In the second season, Debbie is separated from her husband, alienated from herself, and suffering a steady emotional descent. (She reaches bottom in this season’s sixth and best episode; its slow build to a mean shock is dreadfully tense, and the moment of Debbie’s break with good sense is edited for devastating impact.)
The relationship between Ruth and Debbie remains the site of the show’s only sustained seriousness; in the main, the new season of “GLOW” deepens its commitment to presenting a camp eighties pageant. It unpacks the tropes and cultural markers of the era and fondly repackages nostalgia by celebrating the enchantment of performance and the giddy adventure of amateurism. Episode 3 includes an inexplicable plot in which Cherry (Junkchain) Bang (Sydelle Noel), a stunt double turned wrestling star, flails badly when cast as a police detective on a “Cagney & Lacey” knockoff. (If her acting is as incompetent as depicted, how did she make it out of the first audition?) The same episode finds Debbie and Ruth creating an inept public-service announcement, and elsewhere it includes a constipation joke that it is almost tempting to deem beneath the show.

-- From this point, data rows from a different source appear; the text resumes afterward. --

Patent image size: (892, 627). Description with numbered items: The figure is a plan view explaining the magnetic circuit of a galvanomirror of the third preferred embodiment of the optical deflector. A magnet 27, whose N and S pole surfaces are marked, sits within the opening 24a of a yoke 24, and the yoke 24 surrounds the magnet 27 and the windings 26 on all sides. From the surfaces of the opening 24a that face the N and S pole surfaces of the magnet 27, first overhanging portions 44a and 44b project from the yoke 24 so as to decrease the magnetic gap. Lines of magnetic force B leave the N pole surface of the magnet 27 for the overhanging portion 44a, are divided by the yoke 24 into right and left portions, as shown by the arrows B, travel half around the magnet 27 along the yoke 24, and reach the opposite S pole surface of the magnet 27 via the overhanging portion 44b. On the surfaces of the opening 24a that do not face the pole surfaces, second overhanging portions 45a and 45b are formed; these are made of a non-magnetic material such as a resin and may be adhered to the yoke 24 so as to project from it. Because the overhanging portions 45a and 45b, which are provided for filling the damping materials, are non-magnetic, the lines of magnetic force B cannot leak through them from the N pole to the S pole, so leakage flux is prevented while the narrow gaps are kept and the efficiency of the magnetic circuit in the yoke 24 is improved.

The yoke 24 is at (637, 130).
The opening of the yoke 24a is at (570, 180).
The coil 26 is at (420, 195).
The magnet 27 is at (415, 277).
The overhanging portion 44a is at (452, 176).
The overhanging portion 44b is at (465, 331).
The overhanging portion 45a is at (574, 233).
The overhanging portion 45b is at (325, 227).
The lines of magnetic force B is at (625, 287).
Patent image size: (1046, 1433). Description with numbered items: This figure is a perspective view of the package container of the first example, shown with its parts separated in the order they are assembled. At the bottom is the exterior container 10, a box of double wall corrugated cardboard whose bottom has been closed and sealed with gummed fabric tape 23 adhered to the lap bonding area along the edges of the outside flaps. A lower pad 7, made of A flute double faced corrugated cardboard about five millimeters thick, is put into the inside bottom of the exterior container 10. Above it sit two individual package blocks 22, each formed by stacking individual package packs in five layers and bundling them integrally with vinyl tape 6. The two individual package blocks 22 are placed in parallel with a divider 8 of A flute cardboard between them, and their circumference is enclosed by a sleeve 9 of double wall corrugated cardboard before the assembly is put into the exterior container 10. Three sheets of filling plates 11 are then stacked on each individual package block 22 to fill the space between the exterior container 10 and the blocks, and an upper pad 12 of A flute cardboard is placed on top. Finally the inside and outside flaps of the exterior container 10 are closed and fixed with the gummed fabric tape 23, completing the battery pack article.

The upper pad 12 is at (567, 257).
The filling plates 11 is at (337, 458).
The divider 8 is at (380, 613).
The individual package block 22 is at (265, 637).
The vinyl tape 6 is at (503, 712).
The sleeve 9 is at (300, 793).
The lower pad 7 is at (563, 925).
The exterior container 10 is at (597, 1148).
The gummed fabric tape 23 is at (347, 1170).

But “GLOW” does not put on airs—nothing human is beneath it, as evidenced by the season’s eighth episode, all but thirty seconds of which is given over to a flamboyantly awful installment of the show-within-the-show. After a network executive relegated the series to a 2 A.M. time slot, Sam and the performers take advantage of their creative freedom to pursue weirdness, and we are asked to survey the rotten fruit of their labor. This is an extreme case of the jubilation “GLOW” takes in rummaging through trash. The show is against self-seriousness; there is a proud defiance in its period-appropriate froth. Consider Episode 9, which takes a couple shortcuts to bring Sam and Ruth to a high-school dance, where these two chaperones slow-dance to “Crazy for You” and sway in Madonna’s breathiness and encourage your heart, against all good sense, to leap up into your throat. “GLOW” doesn’t elevate kitsch values; it frolics among them.